Common workloads on Azure Service Fabric
I recently finished reading Programming Microsoft Azure Service Fabric. I think it's the best resource for anything on Service Fabric. I particularly liked the discussion on common workloads that can benefit from running on SF. This post is a synopsis of that discussion. If you need to know more, I will advise to buy this book.
Now back to workloads on Service Fabric. Below are some of the main workloads that you can run on Azure Service Fabric.
Web Applications (e-Commerce, Enterprise Portal, Mass-sourcing sites, etc.)
This workloads benefits from following Service Fabric capabilities.
Stateful Services: These services allows state to be maintained alongside compute resources. It cuts down any additional caching component that is needed for low-latency and hyper-scale operations.
Heterogeneous clustering: SF allows to create different node types and have different durability and reliability characteristics on them. Its easy to set different scaling model depending upon the node type. In its typical implementation, web front end nodes can have a different scaling than middle tier nodes.
Rolling/Partial upgrades: This is a key differentiator in SF. This is great in scenarios where a faulty codebase somehow makes into production and causes cluster instability. There is a very good demo on how this works.
Actor programming model: SF provides a very prescriptive actor programming model to design microservices. This is a good option for teams that are just starting to learn write/manage microservices.
Real-time data streaming applications(Actor Model based Big Data Solutions)
SF's programming model can be used along with other real-time data streaming/processing services such as Azure Stream Analytics or Azure Functions.
While Azure Stream Analytics predominantly uses SQL-like query language to gather, process and generate output. SF's support for stateless and stateful services can leverage .Net framework's full API capabilities such as LINQ, HTTPClient, File System, etc. You can also use any EXE based applications such as NodeJS, C, C++ applications and run it on top of SF to participate in the real-time data streaming pipeline.
A typical real time data processing workflow that uses SF will look something like below.
IoT Solutions (Device orchestration, Command and Control Patterns)
SF's Actor Programming model is a natural fit for IoT solutions. Any typical IoT solution involves large amount of devices/sensors. Each of these device/sensor can potentially represent an Actor. Stateful Actor specifically benefits from quick and reliable state updates, moving average data tracking to alleviate momentary drift of the reading from devices, easy recovery in cases of crashes.
A typical implementation of such an Actor may look something like below.
Overall, SF can fit into any IoT solution as depicted below.

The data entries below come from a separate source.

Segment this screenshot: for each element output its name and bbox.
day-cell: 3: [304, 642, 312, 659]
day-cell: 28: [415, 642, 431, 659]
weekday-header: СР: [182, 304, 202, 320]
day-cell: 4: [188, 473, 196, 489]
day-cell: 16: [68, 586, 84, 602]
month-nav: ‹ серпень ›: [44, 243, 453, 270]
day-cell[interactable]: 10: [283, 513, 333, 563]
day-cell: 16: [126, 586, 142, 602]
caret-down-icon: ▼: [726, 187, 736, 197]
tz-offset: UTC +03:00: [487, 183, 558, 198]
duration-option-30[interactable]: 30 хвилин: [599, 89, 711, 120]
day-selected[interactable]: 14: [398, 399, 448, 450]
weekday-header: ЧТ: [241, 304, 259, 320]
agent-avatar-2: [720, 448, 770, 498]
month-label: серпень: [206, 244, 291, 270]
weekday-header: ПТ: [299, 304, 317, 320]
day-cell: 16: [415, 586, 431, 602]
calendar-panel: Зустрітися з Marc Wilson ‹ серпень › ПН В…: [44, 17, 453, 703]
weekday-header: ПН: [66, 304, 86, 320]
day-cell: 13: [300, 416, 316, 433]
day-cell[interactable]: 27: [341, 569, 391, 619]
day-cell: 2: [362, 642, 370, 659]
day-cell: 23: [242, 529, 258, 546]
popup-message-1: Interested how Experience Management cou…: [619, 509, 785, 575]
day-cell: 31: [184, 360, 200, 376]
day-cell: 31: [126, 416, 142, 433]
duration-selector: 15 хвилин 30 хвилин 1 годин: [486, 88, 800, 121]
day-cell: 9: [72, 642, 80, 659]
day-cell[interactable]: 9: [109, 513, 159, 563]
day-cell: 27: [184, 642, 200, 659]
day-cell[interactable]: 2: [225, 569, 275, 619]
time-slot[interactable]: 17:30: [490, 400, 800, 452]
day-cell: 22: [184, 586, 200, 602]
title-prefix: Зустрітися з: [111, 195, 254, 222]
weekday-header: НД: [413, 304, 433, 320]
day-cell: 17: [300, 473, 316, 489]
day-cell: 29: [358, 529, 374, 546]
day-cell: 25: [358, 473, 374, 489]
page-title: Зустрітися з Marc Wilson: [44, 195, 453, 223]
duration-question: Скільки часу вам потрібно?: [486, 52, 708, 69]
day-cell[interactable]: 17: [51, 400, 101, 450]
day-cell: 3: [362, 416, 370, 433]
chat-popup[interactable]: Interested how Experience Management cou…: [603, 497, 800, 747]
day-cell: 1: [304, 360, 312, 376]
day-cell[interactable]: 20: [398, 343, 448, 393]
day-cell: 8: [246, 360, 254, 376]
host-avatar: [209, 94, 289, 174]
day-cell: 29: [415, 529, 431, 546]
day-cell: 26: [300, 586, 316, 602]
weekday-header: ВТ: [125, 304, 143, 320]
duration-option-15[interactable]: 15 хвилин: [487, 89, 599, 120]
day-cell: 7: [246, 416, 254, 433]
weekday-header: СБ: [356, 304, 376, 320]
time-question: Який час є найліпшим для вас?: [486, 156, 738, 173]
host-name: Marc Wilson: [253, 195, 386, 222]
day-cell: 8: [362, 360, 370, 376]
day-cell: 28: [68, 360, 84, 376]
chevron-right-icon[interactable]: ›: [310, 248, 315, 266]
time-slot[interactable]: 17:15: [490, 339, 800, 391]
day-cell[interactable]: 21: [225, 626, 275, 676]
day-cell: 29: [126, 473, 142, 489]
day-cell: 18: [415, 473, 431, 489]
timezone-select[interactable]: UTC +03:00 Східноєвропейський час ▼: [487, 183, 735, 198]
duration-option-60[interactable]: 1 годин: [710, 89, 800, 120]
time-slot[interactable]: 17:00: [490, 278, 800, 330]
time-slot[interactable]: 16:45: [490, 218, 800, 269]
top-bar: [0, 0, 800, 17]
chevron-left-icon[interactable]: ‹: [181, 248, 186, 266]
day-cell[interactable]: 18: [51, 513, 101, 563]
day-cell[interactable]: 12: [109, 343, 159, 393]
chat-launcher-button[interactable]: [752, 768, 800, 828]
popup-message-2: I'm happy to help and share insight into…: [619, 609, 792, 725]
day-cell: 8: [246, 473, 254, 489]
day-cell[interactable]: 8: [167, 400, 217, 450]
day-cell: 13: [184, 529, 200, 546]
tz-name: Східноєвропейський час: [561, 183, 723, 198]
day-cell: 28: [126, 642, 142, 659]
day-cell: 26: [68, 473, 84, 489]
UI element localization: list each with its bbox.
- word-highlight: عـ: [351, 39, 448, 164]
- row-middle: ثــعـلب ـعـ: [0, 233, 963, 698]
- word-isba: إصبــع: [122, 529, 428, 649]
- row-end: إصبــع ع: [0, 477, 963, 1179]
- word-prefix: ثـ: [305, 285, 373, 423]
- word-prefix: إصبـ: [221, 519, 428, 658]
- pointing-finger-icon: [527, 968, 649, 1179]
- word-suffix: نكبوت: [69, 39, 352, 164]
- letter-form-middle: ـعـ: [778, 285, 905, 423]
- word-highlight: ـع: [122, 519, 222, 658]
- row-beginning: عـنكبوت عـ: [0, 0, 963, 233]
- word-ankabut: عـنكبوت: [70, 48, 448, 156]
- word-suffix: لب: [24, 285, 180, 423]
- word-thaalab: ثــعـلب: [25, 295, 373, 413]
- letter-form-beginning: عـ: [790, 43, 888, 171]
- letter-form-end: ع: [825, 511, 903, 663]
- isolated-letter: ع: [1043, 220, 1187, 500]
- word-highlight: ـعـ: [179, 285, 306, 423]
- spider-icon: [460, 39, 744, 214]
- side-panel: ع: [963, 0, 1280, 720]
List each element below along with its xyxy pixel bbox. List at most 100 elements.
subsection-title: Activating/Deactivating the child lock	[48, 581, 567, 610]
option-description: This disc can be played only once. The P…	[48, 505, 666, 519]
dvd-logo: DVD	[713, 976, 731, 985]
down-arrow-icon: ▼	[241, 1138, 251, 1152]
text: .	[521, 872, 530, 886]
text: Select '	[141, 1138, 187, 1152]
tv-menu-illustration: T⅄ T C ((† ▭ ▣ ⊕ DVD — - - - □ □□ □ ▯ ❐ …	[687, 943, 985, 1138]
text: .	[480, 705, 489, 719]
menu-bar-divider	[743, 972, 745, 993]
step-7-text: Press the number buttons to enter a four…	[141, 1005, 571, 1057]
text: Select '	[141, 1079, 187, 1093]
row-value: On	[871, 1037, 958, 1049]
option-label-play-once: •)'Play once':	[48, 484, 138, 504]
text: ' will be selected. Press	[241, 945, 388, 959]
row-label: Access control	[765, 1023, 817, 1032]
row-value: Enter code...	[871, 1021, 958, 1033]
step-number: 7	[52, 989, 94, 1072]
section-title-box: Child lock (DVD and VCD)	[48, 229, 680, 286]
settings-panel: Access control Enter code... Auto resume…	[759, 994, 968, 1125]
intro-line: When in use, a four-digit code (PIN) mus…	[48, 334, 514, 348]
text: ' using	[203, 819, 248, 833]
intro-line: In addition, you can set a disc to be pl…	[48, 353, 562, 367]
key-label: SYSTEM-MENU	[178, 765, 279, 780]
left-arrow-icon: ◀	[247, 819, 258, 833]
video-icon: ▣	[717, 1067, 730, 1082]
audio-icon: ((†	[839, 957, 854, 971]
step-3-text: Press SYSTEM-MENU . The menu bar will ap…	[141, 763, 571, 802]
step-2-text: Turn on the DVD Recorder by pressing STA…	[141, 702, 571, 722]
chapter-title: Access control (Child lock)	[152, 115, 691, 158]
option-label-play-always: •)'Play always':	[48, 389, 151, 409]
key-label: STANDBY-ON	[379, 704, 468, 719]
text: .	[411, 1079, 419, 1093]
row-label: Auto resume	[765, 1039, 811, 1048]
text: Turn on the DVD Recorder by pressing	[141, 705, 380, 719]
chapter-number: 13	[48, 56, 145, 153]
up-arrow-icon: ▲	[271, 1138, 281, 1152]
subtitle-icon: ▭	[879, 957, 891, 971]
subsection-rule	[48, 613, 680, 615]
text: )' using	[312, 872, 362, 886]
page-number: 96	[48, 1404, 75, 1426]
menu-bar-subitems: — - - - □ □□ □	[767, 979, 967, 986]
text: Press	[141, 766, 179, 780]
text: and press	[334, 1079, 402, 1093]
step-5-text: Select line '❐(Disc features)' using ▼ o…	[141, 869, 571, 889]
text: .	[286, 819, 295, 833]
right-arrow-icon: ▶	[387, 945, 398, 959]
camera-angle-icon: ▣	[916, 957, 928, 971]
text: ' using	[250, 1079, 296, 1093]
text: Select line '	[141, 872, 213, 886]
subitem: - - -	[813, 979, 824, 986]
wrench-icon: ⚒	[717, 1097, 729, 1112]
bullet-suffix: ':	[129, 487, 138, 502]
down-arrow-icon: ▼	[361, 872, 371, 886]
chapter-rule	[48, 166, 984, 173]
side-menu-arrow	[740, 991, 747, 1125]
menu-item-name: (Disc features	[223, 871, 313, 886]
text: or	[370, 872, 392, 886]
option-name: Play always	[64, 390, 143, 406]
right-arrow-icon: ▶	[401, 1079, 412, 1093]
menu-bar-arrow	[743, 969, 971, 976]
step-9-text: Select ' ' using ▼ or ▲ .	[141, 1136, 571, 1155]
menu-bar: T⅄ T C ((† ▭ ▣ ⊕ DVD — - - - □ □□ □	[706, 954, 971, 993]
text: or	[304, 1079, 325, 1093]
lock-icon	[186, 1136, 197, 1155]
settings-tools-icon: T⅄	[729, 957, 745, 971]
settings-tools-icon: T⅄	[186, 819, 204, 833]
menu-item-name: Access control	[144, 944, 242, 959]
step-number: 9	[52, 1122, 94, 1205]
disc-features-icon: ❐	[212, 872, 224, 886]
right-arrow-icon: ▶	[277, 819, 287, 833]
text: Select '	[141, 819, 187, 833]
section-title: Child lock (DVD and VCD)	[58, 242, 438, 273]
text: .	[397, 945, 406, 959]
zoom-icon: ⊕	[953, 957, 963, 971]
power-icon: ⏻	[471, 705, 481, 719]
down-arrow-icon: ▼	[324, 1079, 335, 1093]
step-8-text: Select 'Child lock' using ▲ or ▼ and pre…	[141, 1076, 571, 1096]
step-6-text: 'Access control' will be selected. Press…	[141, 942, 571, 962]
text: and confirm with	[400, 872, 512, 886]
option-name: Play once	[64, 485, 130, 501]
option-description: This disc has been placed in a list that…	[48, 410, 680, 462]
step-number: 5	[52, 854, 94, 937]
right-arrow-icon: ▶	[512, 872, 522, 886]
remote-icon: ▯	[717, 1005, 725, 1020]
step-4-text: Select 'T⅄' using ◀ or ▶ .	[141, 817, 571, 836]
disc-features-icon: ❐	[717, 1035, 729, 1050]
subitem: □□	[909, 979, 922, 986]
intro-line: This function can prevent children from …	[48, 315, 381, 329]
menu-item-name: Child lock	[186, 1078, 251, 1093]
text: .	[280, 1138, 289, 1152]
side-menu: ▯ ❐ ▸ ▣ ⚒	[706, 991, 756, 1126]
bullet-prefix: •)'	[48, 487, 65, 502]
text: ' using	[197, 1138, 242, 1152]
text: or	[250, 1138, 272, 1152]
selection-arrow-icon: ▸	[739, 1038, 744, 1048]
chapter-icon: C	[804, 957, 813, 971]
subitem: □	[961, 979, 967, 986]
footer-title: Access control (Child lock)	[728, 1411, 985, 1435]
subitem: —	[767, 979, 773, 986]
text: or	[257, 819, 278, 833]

Just like in the real-time data streaming solution, SF can be used for Transformation and analysis phase. It can connect and read sensor/device data from Event/IoT Hub and pushing processed data into some kind of permanent storage to be made available via a reporting solution.
Multi-tenant applications are characterized by sharing of resources. In this model, an application can be shared with multiple customers (or tenants). Multi-tenancy brings its own challenges such as data isolation, service boundaries, fault tolerance and many others.
SF provides an underlying platform on top of which such applications can be built. A typical implementation may look like something below.
A single instance of SF cluster can host multiple end-point, each of which serves a single tenant or customer. A client program written using SF SDK can connect with the desired tenant endpoint and interact with application functionality. Each tenant benefits from the health monitoring, automatic failover and billing capabilities provided by SF. This model facilitates easier on-boarding for new tenants without affecting already running tenants.
A big advantage of using this approach is that different tenants can be served by different service model. Common example of where such requirements become essential is that of customer wanting to try an application before buying it. During this trial period, reliability and availability requirements aren't very stringent. This means that you can place applications under trial in different "node types", another SF feature, which allows running applications on different cluster depending upon their reliability and durability needs. Such an arrangement might look something like below.
As can be seen, an application running in production can be placed on node type Gold, which has highest reliability and durability specifications. On the other hand, applications in trial period can go on node type Bronze, which has lower reliability and durability specifications as well as costs.
A multi-tenant model can be further enhanced by leveraging other Azure services such as Machine Learning and Power BI to fine tune resource allocation/reporting to tenants. While running applications in trial period on a different node type provides a good flexibility, you may want to leverage same model for application that are already running in production. A typical usage could be to understand application usage, trends, hotspots, etc. Based on such an analysis enhancements to billing, provision for increased cluster capacity, etc. can be made proactively before things become difficult to manage. Such an arrangement may look something like below.
This is another application category where SF really shines. The compute (and latency) requirements for complex multi-player games are elaborate. Stateful services and actors provide high degree of resiliency and fault tolerance which are especially demanding in case of multiplayer games. SF handles state retention during scale up and down operations which means performance will not be affected when there is a surge in number of players playing the game or even when not many players are playing. A very popular web based multiplayer game, Age of Ascent, heavily uses SF. Use this build session to understand how SF can be used to implement these kind of application to understand more.